A business decision can be driven by all product decisions, but that would be a bad way to make a business decision.
Look at that discontinued list and look at the business services that have been discontinued, can you find any? Can you find more than 5? Look at G-Suite + GCP (Google's business offerings) and tell me how many there are. There are dozens. Many of which have been around for 10+ years (Email, Docs, Sheets, Analytics). So if I'm a business, making a business decision about a new business service from Google it's an incredibly safe bet that this service will be around for the long hall.
You can point to consumer services to try and discount that... but you'd be wrong to, and I think you know that.
Why does it have to be marketed as a business service to be considered a business service? We used Hangouts at my last job until it started shitting the bed in Firefox and Google told us to move to Allo or Duo or whichever. Yea we weren't a 50+ enterprise account, we were just a little English school in Taiwan, but we were a business using a google service that got shafted.
Business service = you pay for it, either directly or as part of your G-Suite subscription. I don't believe you that they told you to move to Allo/Duo. Hangouts works, still works, and will continue to work for the near future. It has hundreds of millions of users.
If you spent 100k to build integrations though and are all in on google per se... you get screwed out of 100k if they decide to change the way things work.
Much better imho for a growing business to use their own in-house tools that they can mold how they want and that won't change UNLESS they want them to.
"In-house tools", do you mean something built in house?
If you're spending 100K in integrations you think building an entire service, or suite of services is going to be LESS than that? Now take into consideration opportunity costs. This is insane.
I'll be generous though and believe that you're talking about using open source solutions. That's a more viable option, but you still have to do integrations so the cost is effectively the same, probably more because Open Source solutions are typically far less polished.

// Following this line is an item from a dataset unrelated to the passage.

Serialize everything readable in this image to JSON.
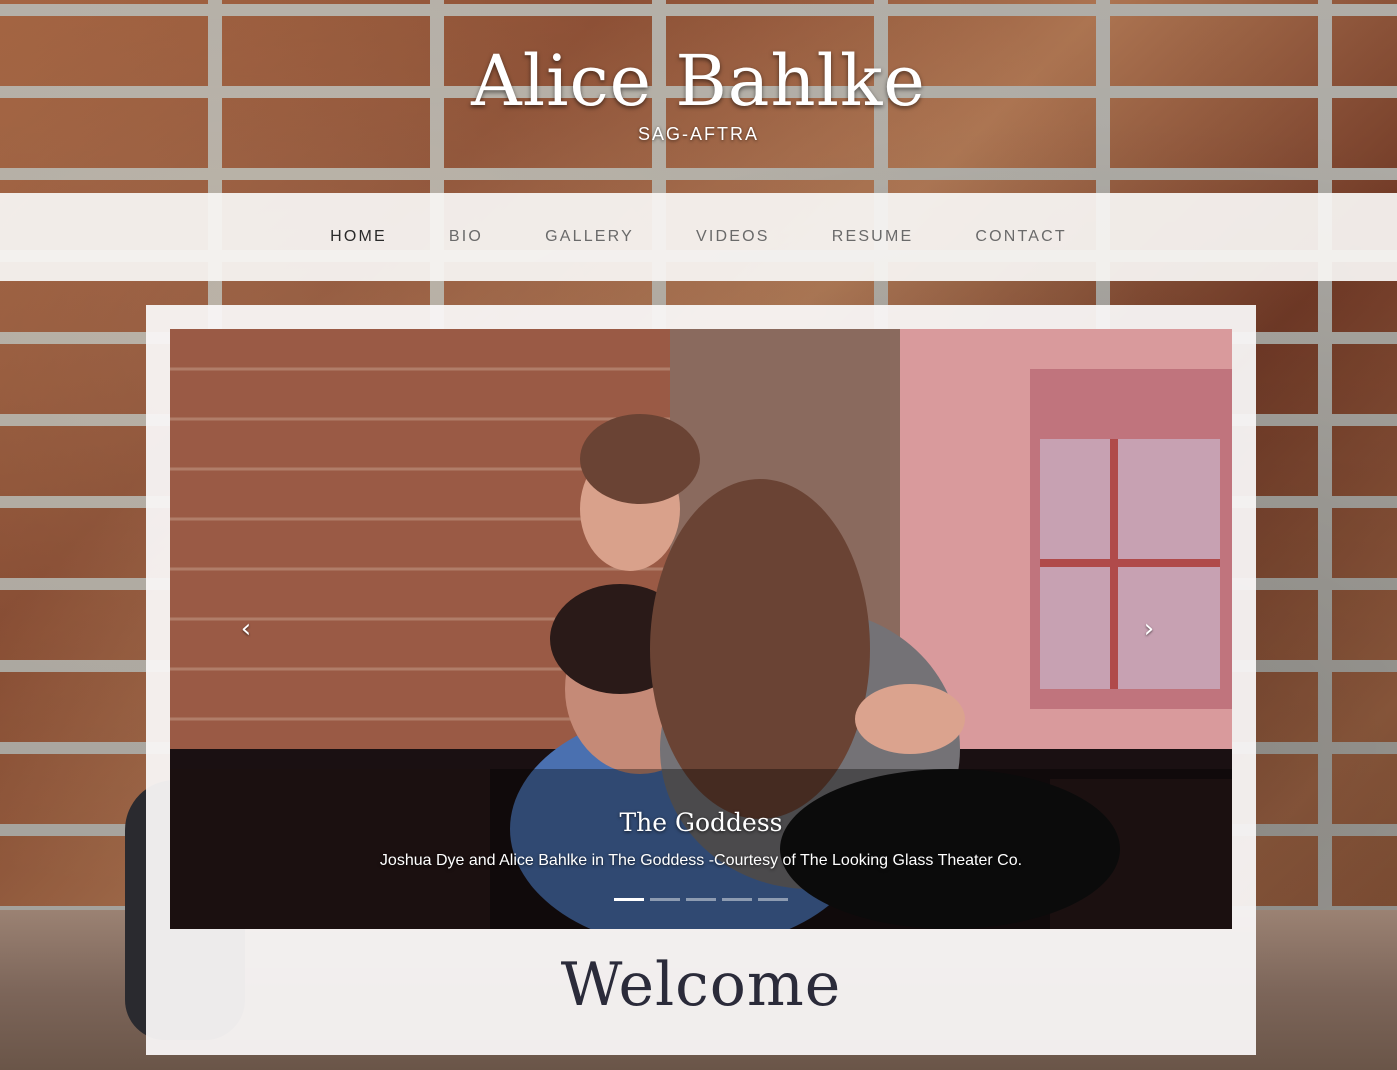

And even Open Source projects change dramatically over their life. Everything changes. That's technology. Better to get better at dealing with change than try and hold the world still.
This is the thing that really boils me. I mean, we can debate whether XMPP is a great protocol, but for a brief window it seemed like we’d have an open chat standard with at least one big stalwart to bring in the normals.
But then Google flipped us the bird and took their ball and went home. Their AMPification plans for email and my residual anger over screwing us over with XMPP was the straw that finally made me switch my vanity domain from Google to Fastmail.
EDIT: Every tech company seems to want to re-Compuserve us :-(
In fairness, Facebook pulled a similar stunt with messenger. It's marginally redeeming that their Android messenger app isn't terrible, but really annoying to lose the xmpp client connect abilityability, and any useful desktop client.
Apparently Google did allow broken (no tls) server side federation too - so they screwed us over twice - both on client and server.